Whooping cough vaccine fades in pre-teens
Key Excerpts from Article on Website of Fox News
Posted: April 24th, 2012
During a whooping cough outbreak in California in 2010, immunized children between eight and 12 years old were more likely to catch the bacterial disease than kids of other ages, suggesting that the childhood vaccine wears off as kids get older, according to new research. Whooping cough, or pertussis, is caused by Bordetella pertussis bacteria. The pertussis vaccine, a five-shot series referred to as DTaP, is recommended for children at ages two-, four-, six- and 18-months, and at four to six years old. The CDC recommends that at age 11 or 12 kids get the booster shot called Tdap. In early 2010, a spike in cases appeared at Kaiser Permanente in San Rafael, and it was soon determined to be an outbreak of whooping cough -- the largest seen in California in more than 50 years. [Dr.
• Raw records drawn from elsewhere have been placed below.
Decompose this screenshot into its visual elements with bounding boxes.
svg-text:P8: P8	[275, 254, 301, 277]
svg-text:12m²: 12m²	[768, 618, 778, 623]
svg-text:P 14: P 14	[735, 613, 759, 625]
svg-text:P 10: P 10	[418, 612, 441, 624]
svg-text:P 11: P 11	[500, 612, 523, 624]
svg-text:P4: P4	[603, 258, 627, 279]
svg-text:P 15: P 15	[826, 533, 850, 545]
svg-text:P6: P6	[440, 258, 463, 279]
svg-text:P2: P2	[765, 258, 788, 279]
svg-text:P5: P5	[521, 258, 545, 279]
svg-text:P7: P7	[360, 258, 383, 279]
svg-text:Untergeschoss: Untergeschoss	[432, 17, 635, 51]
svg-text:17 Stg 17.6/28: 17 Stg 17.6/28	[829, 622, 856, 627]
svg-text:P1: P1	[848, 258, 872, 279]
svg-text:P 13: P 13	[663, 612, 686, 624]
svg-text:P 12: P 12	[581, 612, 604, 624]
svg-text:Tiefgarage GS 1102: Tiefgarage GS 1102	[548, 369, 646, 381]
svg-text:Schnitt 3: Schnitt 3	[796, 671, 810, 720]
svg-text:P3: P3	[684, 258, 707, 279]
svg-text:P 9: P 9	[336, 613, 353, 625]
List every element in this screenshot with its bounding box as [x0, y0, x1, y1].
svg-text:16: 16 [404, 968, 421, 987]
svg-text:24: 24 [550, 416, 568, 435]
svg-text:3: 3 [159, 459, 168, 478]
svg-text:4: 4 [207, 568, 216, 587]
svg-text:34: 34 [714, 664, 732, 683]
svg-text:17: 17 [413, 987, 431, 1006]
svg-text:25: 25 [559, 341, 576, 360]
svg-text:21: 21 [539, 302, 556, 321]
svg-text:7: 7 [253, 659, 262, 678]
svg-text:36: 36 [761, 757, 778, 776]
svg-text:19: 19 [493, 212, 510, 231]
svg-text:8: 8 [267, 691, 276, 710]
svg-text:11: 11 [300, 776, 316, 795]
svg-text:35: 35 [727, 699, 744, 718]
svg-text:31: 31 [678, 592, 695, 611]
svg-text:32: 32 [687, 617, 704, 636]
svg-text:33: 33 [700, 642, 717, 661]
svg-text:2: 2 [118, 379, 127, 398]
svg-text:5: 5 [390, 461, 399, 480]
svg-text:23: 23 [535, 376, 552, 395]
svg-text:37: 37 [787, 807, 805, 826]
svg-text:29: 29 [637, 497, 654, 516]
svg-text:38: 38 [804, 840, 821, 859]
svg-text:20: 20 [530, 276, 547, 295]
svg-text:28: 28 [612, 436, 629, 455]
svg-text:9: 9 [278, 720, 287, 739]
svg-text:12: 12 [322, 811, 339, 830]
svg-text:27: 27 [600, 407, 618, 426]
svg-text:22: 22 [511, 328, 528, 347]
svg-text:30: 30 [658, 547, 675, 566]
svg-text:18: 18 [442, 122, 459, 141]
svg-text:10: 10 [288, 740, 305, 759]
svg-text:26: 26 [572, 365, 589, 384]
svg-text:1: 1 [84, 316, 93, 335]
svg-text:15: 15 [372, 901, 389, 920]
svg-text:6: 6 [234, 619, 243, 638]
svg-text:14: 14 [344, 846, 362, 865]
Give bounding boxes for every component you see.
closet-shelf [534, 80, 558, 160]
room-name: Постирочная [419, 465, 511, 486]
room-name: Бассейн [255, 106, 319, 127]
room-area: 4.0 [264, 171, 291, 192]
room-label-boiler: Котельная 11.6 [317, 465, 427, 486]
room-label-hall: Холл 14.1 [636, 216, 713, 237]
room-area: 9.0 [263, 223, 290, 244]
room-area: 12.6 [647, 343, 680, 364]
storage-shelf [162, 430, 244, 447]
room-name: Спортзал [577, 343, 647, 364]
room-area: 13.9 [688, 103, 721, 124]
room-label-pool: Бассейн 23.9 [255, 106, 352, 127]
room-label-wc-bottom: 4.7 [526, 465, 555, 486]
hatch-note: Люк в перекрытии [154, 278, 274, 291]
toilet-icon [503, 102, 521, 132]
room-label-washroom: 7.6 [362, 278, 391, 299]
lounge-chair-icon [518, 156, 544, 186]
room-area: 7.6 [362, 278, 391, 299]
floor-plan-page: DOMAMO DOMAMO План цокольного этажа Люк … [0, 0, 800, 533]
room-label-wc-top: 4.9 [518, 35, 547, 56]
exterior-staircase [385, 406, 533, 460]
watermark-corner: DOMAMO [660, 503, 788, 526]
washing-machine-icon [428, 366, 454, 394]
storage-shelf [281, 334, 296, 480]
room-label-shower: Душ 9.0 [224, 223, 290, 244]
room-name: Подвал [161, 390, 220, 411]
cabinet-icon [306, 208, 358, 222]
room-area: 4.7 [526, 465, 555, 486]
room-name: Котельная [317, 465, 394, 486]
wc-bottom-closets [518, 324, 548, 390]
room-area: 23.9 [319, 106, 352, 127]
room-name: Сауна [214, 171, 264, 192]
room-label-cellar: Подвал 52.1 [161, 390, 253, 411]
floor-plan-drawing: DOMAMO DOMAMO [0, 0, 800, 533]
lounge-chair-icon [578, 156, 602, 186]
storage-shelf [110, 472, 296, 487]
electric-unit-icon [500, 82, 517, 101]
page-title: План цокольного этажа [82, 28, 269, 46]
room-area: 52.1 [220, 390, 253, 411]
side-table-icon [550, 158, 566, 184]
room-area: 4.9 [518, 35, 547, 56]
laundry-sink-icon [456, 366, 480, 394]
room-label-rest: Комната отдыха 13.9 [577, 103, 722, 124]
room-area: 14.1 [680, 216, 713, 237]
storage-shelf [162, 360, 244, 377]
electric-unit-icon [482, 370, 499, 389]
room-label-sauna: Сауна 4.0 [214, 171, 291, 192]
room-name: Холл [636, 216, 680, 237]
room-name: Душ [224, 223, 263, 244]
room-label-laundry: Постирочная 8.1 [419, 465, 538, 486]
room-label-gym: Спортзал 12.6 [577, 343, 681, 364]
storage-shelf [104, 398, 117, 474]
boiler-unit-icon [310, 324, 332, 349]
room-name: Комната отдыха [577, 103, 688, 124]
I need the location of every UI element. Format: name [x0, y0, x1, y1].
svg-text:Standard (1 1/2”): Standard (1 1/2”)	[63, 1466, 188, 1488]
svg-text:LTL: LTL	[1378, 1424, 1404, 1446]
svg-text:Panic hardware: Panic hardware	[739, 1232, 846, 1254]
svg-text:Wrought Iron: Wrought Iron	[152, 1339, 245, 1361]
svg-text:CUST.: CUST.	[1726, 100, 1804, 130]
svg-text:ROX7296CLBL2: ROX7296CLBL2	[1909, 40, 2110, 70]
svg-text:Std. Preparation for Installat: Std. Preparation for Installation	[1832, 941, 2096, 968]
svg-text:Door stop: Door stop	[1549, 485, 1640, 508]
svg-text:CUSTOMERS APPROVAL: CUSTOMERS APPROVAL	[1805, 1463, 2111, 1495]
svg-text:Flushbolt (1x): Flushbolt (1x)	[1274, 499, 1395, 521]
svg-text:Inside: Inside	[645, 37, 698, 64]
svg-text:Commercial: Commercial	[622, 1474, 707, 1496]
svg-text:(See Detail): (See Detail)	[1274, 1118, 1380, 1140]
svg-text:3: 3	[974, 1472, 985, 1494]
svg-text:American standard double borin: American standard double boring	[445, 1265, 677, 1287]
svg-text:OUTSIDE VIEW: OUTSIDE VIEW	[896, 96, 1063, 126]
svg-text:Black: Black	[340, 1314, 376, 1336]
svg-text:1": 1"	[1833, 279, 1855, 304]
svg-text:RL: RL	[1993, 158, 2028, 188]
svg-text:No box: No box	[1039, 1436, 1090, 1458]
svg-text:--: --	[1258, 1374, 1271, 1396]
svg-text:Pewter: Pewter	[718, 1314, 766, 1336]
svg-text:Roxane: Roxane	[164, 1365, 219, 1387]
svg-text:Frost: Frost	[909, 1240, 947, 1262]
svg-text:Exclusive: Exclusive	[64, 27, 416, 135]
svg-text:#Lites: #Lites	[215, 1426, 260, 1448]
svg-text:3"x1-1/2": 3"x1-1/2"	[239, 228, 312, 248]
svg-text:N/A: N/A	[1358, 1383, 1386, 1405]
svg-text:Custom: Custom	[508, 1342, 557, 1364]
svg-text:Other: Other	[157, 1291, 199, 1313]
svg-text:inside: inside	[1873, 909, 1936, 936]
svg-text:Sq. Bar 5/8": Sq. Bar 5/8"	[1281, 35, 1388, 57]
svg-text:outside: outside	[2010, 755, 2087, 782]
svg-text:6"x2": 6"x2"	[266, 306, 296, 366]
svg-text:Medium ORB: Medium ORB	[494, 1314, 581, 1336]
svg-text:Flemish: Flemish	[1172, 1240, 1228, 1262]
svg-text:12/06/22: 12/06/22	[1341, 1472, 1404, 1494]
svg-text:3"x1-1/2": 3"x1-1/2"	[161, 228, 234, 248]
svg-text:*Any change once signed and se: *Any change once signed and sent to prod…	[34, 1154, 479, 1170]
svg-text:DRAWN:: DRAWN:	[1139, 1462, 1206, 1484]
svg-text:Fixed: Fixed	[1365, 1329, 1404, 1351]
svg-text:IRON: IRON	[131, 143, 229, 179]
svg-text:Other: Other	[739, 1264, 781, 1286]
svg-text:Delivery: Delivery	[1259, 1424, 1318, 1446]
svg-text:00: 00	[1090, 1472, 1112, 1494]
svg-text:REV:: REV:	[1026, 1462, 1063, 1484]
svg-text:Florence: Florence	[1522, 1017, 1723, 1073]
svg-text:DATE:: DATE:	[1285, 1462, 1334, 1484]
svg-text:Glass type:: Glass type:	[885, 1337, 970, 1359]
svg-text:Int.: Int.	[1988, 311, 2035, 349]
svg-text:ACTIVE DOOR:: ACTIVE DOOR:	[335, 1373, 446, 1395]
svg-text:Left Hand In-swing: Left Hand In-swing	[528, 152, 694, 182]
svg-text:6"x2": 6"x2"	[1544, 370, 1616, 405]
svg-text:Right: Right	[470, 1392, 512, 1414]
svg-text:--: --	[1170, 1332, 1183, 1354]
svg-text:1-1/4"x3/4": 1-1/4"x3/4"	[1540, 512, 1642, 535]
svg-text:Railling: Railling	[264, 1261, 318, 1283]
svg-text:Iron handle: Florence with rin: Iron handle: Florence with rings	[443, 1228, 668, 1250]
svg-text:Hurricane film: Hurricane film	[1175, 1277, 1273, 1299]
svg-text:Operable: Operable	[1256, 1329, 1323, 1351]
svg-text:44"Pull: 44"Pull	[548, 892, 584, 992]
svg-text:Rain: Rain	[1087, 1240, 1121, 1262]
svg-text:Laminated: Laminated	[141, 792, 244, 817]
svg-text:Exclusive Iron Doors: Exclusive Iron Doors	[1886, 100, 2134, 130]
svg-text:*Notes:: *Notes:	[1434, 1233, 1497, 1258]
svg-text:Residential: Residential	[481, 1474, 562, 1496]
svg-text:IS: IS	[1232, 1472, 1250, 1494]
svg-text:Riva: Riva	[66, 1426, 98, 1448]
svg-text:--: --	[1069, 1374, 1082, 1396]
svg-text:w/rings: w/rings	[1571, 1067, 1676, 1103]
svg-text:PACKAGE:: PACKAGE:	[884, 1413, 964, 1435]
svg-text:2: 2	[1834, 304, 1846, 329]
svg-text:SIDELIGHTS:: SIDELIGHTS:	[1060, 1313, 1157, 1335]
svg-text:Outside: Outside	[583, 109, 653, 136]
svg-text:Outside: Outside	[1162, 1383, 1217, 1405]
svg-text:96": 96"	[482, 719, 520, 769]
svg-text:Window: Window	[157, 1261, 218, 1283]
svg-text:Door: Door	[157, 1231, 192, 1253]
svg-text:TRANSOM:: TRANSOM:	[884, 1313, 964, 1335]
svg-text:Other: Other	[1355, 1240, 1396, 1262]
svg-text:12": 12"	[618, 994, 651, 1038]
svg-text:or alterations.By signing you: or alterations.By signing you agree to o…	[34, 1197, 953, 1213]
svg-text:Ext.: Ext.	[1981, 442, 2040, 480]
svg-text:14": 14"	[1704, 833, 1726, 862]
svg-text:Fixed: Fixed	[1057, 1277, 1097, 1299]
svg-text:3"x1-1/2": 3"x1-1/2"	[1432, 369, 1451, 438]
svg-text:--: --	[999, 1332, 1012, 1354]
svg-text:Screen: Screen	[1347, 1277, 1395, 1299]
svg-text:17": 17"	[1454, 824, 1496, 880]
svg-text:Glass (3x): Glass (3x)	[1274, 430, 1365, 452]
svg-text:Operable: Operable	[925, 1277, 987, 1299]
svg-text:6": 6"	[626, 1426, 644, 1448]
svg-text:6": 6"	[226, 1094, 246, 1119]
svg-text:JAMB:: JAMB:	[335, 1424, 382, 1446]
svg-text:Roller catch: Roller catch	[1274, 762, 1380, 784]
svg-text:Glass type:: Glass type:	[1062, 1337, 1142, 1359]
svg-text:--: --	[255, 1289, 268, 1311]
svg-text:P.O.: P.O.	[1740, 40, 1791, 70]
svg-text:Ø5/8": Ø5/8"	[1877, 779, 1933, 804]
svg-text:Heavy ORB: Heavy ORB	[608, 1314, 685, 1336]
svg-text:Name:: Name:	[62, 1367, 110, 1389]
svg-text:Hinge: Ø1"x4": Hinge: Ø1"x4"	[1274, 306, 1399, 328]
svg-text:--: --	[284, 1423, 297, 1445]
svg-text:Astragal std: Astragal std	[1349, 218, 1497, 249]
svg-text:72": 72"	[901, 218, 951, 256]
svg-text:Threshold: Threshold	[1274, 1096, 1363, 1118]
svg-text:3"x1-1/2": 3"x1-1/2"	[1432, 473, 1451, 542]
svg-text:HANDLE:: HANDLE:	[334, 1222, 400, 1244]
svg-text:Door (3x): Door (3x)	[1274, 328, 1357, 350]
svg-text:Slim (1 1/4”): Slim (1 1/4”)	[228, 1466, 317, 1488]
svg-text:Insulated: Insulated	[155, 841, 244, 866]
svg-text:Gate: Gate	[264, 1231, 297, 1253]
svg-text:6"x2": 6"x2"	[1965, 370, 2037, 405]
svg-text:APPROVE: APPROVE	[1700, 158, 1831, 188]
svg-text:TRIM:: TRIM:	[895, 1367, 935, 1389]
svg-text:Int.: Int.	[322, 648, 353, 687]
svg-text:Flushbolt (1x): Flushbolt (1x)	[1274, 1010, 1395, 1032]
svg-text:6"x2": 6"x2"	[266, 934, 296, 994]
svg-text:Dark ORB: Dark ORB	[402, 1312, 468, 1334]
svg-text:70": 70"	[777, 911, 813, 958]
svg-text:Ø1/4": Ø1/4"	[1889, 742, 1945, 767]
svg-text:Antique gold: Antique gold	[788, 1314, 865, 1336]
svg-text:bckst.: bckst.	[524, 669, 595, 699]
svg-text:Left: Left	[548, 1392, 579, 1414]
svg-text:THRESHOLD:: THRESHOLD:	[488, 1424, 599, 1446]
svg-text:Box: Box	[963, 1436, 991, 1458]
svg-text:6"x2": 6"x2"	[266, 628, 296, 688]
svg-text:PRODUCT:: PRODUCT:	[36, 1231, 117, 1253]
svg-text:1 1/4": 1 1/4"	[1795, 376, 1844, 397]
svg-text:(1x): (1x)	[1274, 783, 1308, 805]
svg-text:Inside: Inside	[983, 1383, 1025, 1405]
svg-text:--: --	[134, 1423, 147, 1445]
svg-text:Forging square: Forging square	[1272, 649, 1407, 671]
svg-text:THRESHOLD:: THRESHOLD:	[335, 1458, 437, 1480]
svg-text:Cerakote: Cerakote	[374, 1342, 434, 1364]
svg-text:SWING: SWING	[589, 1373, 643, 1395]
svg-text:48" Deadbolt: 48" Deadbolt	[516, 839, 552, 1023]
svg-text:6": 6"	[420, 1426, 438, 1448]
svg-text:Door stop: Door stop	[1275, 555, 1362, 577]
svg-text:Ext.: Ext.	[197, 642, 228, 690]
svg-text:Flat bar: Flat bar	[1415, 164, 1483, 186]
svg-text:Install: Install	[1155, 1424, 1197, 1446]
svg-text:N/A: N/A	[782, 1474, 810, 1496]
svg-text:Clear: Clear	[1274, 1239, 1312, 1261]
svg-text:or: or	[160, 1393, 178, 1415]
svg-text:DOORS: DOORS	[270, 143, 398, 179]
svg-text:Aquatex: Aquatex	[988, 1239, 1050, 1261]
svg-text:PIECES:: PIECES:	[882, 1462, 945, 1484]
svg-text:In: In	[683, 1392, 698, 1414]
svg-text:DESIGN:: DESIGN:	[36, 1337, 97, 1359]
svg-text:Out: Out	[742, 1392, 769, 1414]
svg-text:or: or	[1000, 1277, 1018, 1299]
David Witt, senior author of the study,] had expected to see the illnesses center around unvaccinated kids, knowing they are more vulnerable to the disease. "We started dissecting the data. What was very surprising was the majority of cases were in fully vaccinated children. That's what started catching our attention," said Witt. Comparing the kids who got pertussis to the more than 22,000 kids in the medical center's database who didn't, Witt's group wrote in the journal Clinical Infectious Diseases that the vaccine is effective about half of the time for all kids, and just 24 percent of the time in the eight to 12 year old age group.